Le secteur du gaz de cuisson au Cameroun connaît un tournant décisif avec le lancement, le 1er septembre 2026, d’un appel d’offres majeur pour l’acquisition de 60 000 tonnes métriques de gaz de pétrole liquéfié (GPL). Cet appel, piloté par Okie Johnson Ndoh, président de la Commission ad hoc dédiée aux importations pétrolières (CIPP), se structure autour de deux lots distincts de 35 000 et 25 000 tonnes. Son objectif affiché ? Anticiper les besoins de consommation pour l’exercice 2026 et garantir une disponibilité continue du produit.

Les entreprises intéressées peuvent retirer leurs dossiers de candidature au siège de la Caisse de stabilisation des prix des hydrocarbures (CSPH), située au carrefour Warda à Yaoundé. L’évaluation des offres et la décision d’attribution sont prévues pour le 8 septembre à midi, dans les mêmes locaux. À ce stade, le montant exact de l’opération, l’origine des approvisionnements ou les modalités logistiques restent à préciser, ces éléments devant émerger des analyses techniques des propositions soumises.

Un volume colossal représentant près de cinq mois d’importations

En comparant ce volume aux données douanières récentes, l’ampleur de l’opération devient évidente.
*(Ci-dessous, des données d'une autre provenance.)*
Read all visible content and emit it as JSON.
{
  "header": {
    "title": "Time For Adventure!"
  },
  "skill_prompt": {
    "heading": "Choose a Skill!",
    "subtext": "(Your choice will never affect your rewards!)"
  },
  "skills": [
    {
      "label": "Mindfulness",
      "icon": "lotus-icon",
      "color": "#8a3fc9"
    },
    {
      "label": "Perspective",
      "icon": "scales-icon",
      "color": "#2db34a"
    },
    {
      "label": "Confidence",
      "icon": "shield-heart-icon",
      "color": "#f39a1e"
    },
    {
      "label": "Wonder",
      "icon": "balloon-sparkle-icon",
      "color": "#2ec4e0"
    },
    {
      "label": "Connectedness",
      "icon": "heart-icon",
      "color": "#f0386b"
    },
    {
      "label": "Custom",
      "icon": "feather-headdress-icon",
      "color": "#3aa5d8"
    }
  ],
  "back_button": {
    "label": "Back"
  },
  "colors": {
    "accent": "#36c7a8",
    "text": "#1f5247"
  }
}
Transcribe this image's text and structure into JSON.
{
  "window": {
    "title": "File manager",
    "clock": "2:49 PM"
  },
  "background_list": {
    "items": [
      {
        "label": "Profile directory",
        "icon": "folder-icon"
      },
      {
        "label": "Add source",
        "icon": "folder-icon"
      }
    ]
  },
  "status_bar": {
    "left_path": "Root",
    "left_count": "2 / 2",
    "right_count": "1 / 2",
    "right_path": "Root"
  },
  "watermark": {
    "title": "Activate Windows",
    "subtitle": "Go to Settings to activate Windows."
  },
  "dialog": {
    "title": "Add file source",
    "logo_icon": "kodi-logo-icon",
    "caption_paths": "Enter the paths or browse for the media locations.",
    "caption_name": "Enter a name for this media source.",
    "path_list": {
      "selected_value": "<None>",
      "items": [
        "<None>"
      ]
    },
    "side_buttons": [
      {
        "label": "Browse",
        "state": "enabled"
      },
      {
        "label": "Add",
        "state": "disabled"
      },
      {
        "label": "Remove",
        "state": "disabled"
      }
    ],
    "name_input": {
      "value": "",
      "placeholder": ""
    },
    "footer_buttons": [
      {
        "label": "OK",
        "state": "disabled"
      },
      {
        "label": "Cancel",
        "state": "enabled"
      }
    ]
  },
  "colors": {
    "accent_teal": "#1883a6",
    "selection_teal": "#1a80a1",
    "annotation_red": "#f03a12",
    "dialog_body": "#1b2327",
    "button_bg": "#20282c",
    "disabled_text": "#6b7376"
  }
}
Selon les dernières statistiques officielles, le Cameroun a importé 150 420 tonnes de butane liquéfié en 2025, contre 145 163 tonnes en 2024, soit une hausse de 3,6 %. Cette progression reflète l’augmentation de la demande, portée par l’urbanisation croissante et le remplacement progressif du bois-énergie. Parallèlement, la facture douanière a reculé de 5,4 %, passant de 59,38 à 56,159 milliards de FCFA, sous l’effet de la baisse des cours internationaux.

Dans ce contexte, les 60 000 tonnes ciblées par l’appel d’offres correspondent à 39,9 % des importations de 2025, soit près de cinq mois de consommation au rythme moyen mensuel. Ce tonnage équivaut à 4,8 millions de bouteilles de 12,5 kg. En extrapolant à partir de la valeur douanière moyenne de 373 348 FCFA la tonne en 2025, l’enveloppe financière théorique pourrait atteindre 22,4 milliards de FCFA, sans tenir compte des ajustements liés aux conditions de livraison et aux spécifications techniques.
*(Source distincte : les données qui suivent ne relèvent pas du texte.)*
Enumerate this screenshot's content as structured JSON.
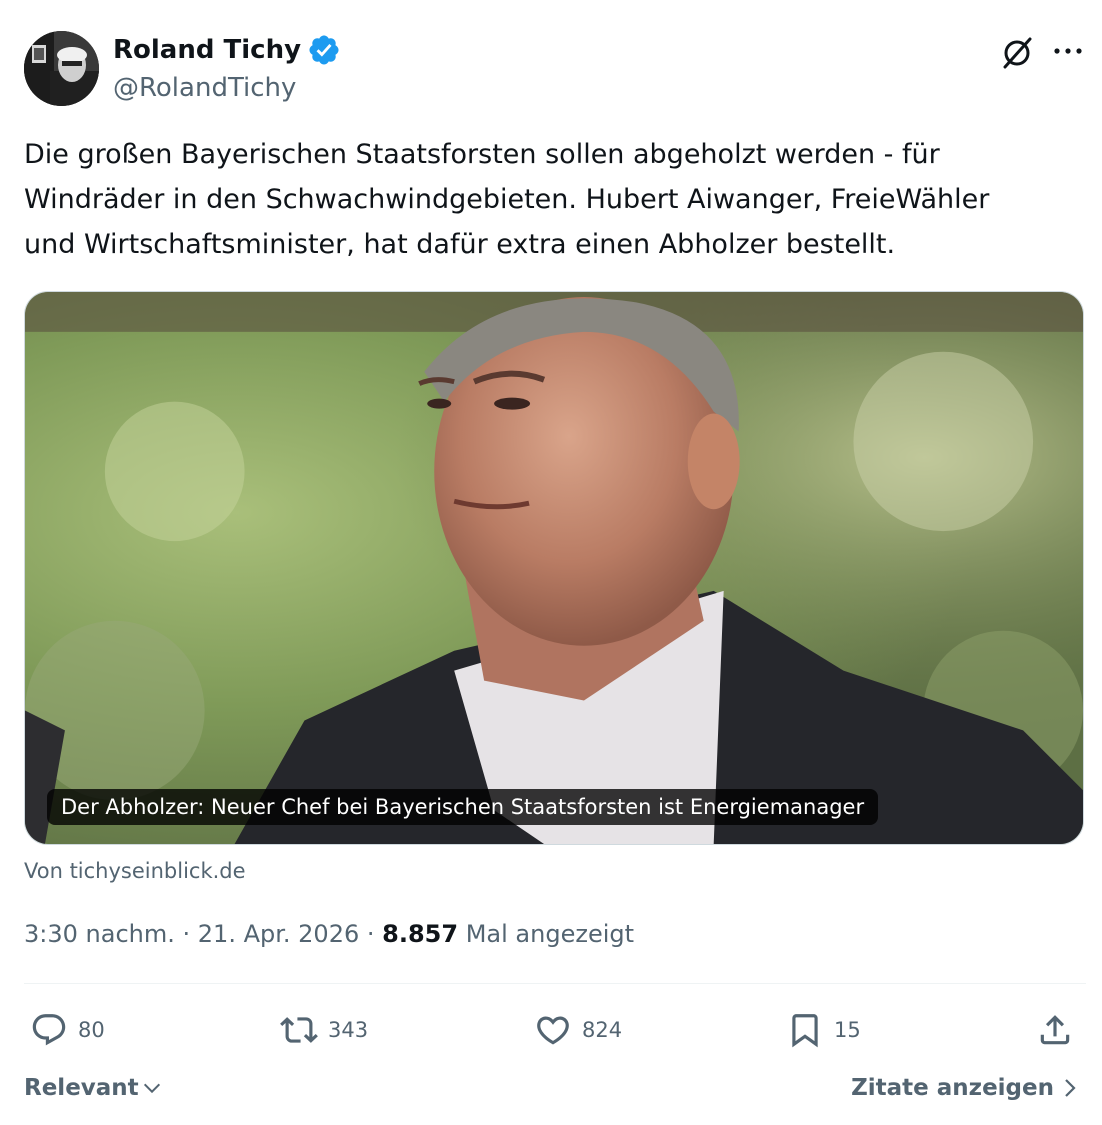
{
  "author": {
    "display_name": "Roland Tichy",
    "handle": "@RolandTichy",
    "verified": true,
    "avatar_icon": "profile-photo"
  },
  "tweet": {
    "text": "Die großen Bayerischen Staatsforsten sollen abgeholzt werden - für\nWindräder in den Schwachwindgebieten. Hubert Aiwanger, FreieWähler\nund Wirtschaftsminister, hat dafür extra einen Abholzer bestellt."
  },
  "media": {
    "caption": "Der Abholzer: Neuer Chef bei Bayerischen Staatsforsten ist Energiemanager",
    "source": "Von tichyseinblick.de"
  },
  "meta": {
    "time": "3:30 nachm.",
    "separator": "·",
    "date": "21. Apr. 2026",
    "views_count": "8.857",
    "views_label": "Mal angezeigt"
  },
  "actions": {
    "replies": "80",
    "reposts": "343",
    "likes": "824",
    "bookmarks": "15"
  },
  "footer": {
    "sort_label": "Relevant",
    "quotes_label": "Zitate anzeigen"
  },
  "colors": {
    "text_primary": "#0f1419",
    "text_secondary": "#536471",
    "verified_blue": "#1d9bf0",
    "divider": "#eff3f4"
  }
}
Bipaga, une production locale insuffisante face à la demande

Le Cameroun dispose pourtant d’une source d’approvisionnement locale : le centre de traitement de gaz de Bipaga, situé dans la région du Sud, opérationnel depuis 2018. Les données les plus récentes indiquent une production de 34 699 tonnes en 2023, contre 28 677 tonnes en 2022, marquant une progression de 21 % et constituant la seconde meilleure performance depuis sa mise en service. Malgré cette amélioration, ces volumes restent largement insuffisants pour couvrir les besoins nationaux.

En juillet 2026, la Société nationale des hydrocarbures (SNH) a confirmé que Bipaga devait maintenir une production annuelle d’environ 30 000 tonnes de GPL, malgré l’arrêt de l’unité flottante Hilli Episeyo. Ce niveau reste bien en deçà des 150 420 tonnes importées en 2025, illustrant la dépendance du pays aux importations pour satisfaire la demande intérieure.
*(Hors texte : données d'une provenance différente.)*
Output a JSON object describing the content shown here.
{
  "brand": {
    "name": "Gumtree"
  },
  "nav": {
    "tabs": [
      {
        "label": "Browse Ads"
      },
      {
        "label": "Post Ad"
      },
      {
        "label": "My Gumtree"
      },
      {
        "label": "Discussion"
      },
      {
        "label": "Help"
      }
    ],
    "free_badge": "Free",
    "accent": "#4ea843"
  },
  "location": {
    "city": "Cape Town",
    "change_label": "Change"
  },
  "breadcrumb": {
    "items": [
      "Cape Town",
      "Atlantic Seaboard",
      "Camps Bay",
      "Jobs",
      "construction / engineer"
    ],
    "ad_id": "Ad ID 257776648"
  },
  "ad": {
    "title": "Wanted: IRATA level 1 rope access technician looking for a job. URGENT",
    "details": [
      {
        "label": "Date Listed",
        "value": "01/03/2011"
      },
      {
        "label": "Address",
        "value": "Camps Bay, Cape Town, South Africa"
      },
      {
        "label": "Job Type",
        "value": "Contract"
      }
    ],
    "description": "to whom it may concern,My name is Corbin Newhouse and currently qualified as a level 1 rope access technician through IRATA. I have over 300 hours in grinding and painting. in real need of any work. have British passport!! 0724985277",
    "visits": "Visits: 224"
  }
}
Sécurité énergétique et maîtrise des coûts : les enjeux clés

Cet appel d’offres du 1er septembre 2026 répond à deux impératifs stratégiques pour le Cameroun. D’une part, il vise à prévenir tout risque de pénurie de gaz butane, combustible indispensable pour les ménages urbains. D’autre part, les autorités cherchent à limiter l’impact budgétaire des subventions implicites, gérées par la CSPH, qui pèsent sur les finances publiques depuis de nombreuses années.

Les résultats de l’adjudication, prévue le 8 septembre, permettront d’évaluer l’impact réel de cette opération : coût final, calendrier de livraison, influence sur les stocks stratégiques. La sélection des offres pourrait également révéler si l’État privilégie les opérateurs historiques ou s’il ouvre la porte à de nouveaux acteurs internationaux.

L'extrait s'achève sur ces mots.